The ambassador also cited religious restrictions on both lay people and Buddhist monks and nuns in Tibet that have led 155 Tibetans to self-immolate since the wave of fiery protests against Chinese rule of their homeland began in 2009.

He noted that China amended regulations for religious affairs last year that gave the government more power to control how people worship, and have used the new rules to severely crackdown on Christians in the country.

Administration actions

Following his remarks, Brownback was asked what possible actions U.S. President Donald Trump might take against China over its repressive policies in the XUAR, but he said the administration would not “discuss internal matters.”

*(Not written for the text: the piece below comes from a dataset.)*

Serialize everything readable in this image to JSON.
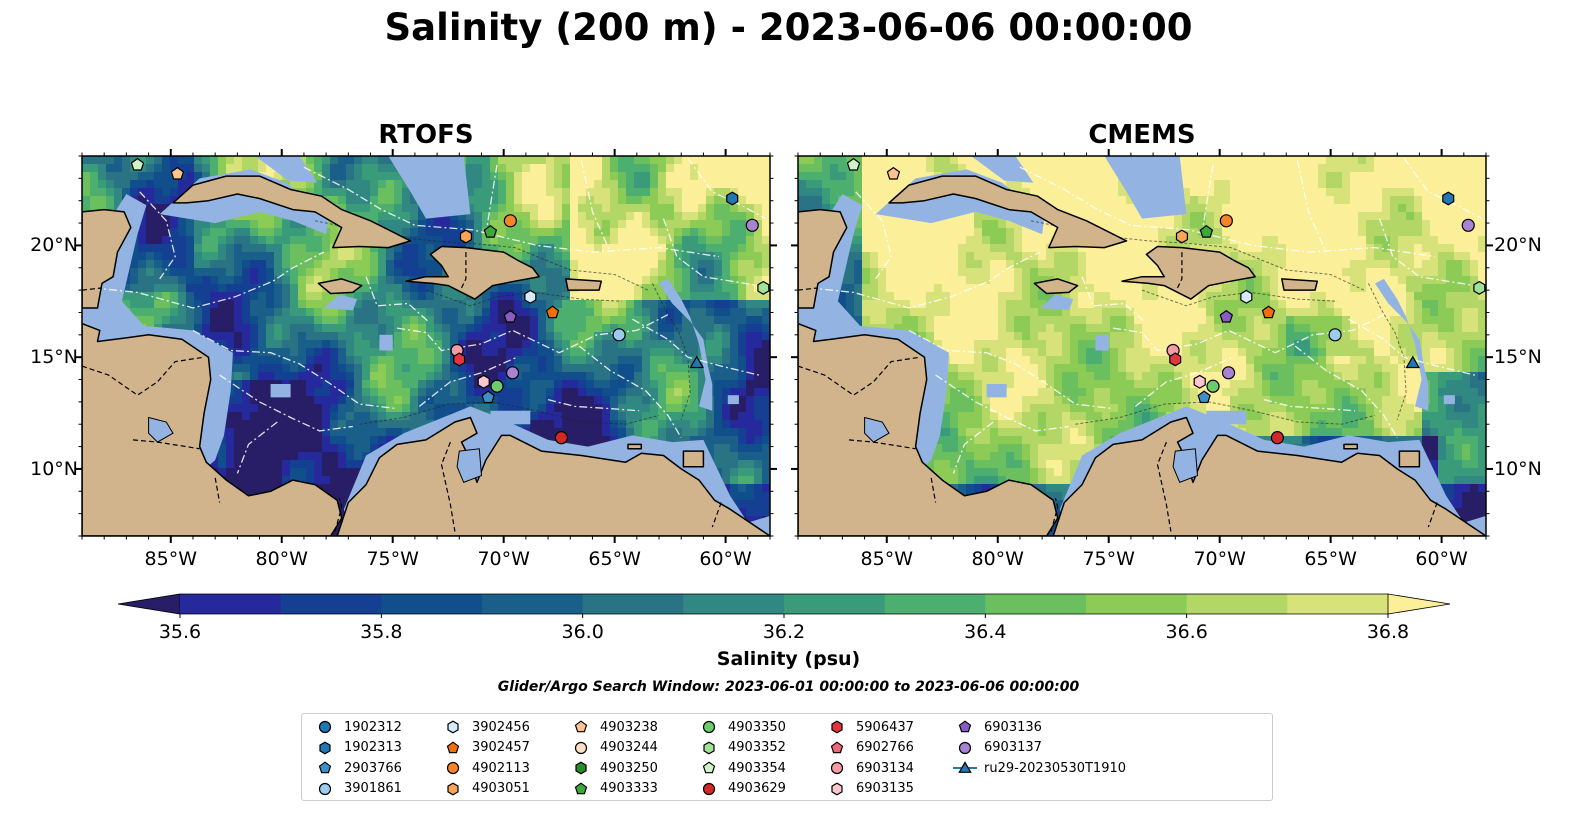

The ambassador said he had requested access to camps in the region to investigate reports of abuse, but had been refused.

Earlier this week, a bipartisan group of U.S. lawmakers sent a letter to Secretary of State Mike Pompeo, admonishing the Trump administration for failing to hold Beijing to account for its actions in the XUAR.

In January, U.S. Senators Marco Rubio of Florida and Bob Menendez of New Jersey put forward the “Uyghur Human Rights Policy Act,” which would dedicate new resources from the U.S. State Department, FBI, and other intelligence agencies to documenting abuse of Uyghurs and other ethnic Muslims in the XUAR, as well as Beijing’s intimidation of U.S. citizens and residents on American soil.

The act calls for “high-level U.S. engagement” on the issue, as well as the application of travel and financial sanctions against Chinese officials who are responsible for the policies in the XUAR under the Global Magnitsky Human Rights Accountability Act.

Camp network

Adrian Zenz, a lecturer in social research methods at the Germany-based European School of Culture and Theology, has said that some 1.1 million people are or have been detained in the camps—equating to 10 to 11 percent of the adult Muslim population of the XUAR.

In November 2018, Scott Busby, the deputy assistant secretary in the Bureau of Democracy, Human Rights and Labor at the U.S. Department of State, said there are "at least 800,000 and possibly up to a couple of million" Uyghurs and others detained at re-education camps in the XUAR without charges, citing U.S. intelligence assessments.

Citing credible reports, U.S. lawmakers Rubio and Chris Smith of the bipartisan Congressional-Executive Commission on China recently called the situation in the XUAR "the largest mass incarceration of a minority population in the world today."

Since 1999, the U.S. has designated China a “Country of Particular Concern” under the International Religious Freedom Act of 1998, for having engaged in or tolerated particularly severe violations of religious freedom.